Giftpflanzen

 

 

 

Giftpflanzen

 

 

Es war ein heißer Sommertag; auf Felsen und Klippen brannte die Sonne. Keines Menschen Fuß schien die Gegend zu betreten, denn hier vereinigte sich ein großer Wirrwarr von Ranken und Gebüsch. Und doch, welch köstlicher Anblick! Goldgelbe lange Traubenblüten hingen herunter und daneben gab´s ganze Flächen mit blauroten Blüten, deren Stengel hier in der Wildnis Manneshöhe erreicht hatten. Die vierblätterige Einbeere fand keinen Platz unter ihnen und flüchtete an den Felsen, um unter den Sträuchern Schutz zu suchen und da fand sie Gehör und Verständnis für ihr Empfinden, denn Gleich und Gleich gesellt sich gerne, der Strauch, mit der sie Freundschaft geschlossen, war die Tollkirsche. - - In ihren Adern floß ein wilder Saft, ihr Genuß brachte Qual und bitteren Tod. - Ein blondlockiger Knabe starb in Krämpfen, in den Armen einer untöstlichen Mutter, weil er von den Beeren genossen. Beerensuchende Kinder hatten sich an der vierblätterigen Einbeere vergriffen und erlitten ein gleiches Schicksal. Auch der rote Fingerhut richtet entsezliches Unheil an und Gift stieg aus den Wurzeln des großen Strauches, mit den goldgelben Traubenblüten, den die Menschen den Goldregen nannten.

Mit der Zeit ward die Gegend der unheilstiftenden Pflanzen und Sträuchern gemieden; aus den Gärten waren sie schon lange verbannt worden.

Es war an einem lauen Juni – Abend, als der Mond hell auf Felsen und Klippen schien. Da stiegen Klagen auf, aus Busch und Blüten, denn so war es nicht immer gewesen, giftlos hatten sie einst geblüht, zur Zierde und Freude und zum Nutzen der Menschen. Wie schön war das gewesen!
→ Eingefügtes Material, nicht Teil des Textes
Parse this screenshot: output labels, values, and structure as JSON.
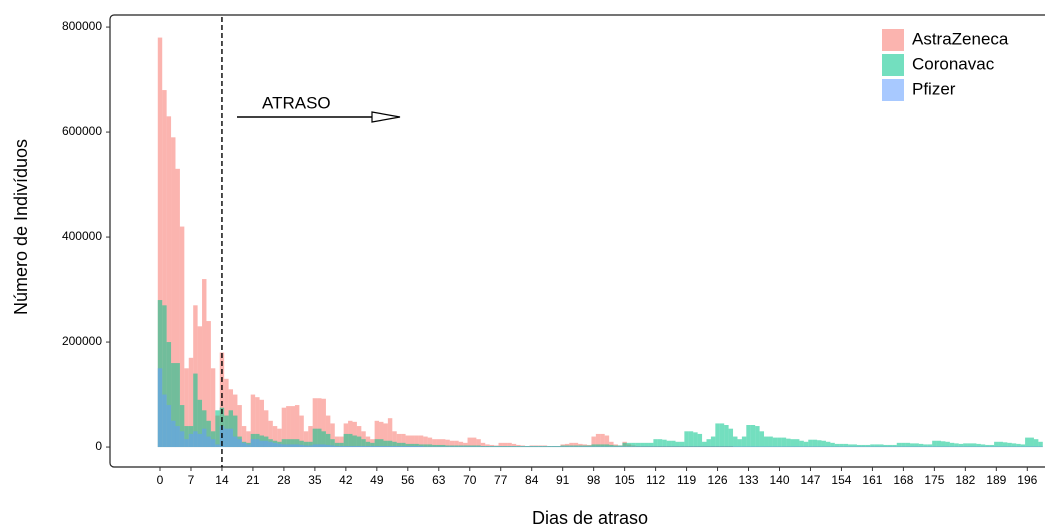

Aber es war Vieles anders geworden, seit Gott den Fluch über die Erde ausgesprochen. Weshalb hatte der Fluch Gottes gerade sie getroffen, während die anderen Pflanzen weiter blühten, giftlos wie ehedem. Vor ihnen fürchtete man sich! - Kinder welche ihre Händchen nach den leuchtenden Blüten ausstreckten, nach den glänzenden verlockenden Früchten, wurden gewarnt, man fürchtete sich vor ihnen und ihre Früchte und Blüten hingen wie eine große Warnungstafel.

Da versteckte sich der Mond hinter einer großen Wolke und als er wieder hervortrat, sahen die klagenden Giftpflanzen, wie der Hergott durch die stille Welt schritt und zu dem Abhang lenkte. Sein milder Blick traf die klagenden Giftpflanzen und sie erzitterten bis in ihre Wurzeln. - - Indem er nun vörüberging erkannten sie ihre Bestimmung. - - Den gefunden Menschen sollten sie zur Warnung dienen, den Kranken und Fiebernden als Arznei, Linderung und Heilung bringen. Die Menschen würden die Heilkraft bald erkennen und gebrauchen. - -

Da verstummte der Giftpflanzen Klage, sie waren mit ihrem Los zufrieden und dankten Gott für die Aufgabe, welche sie für die Menschheit zu erfüllen hatten.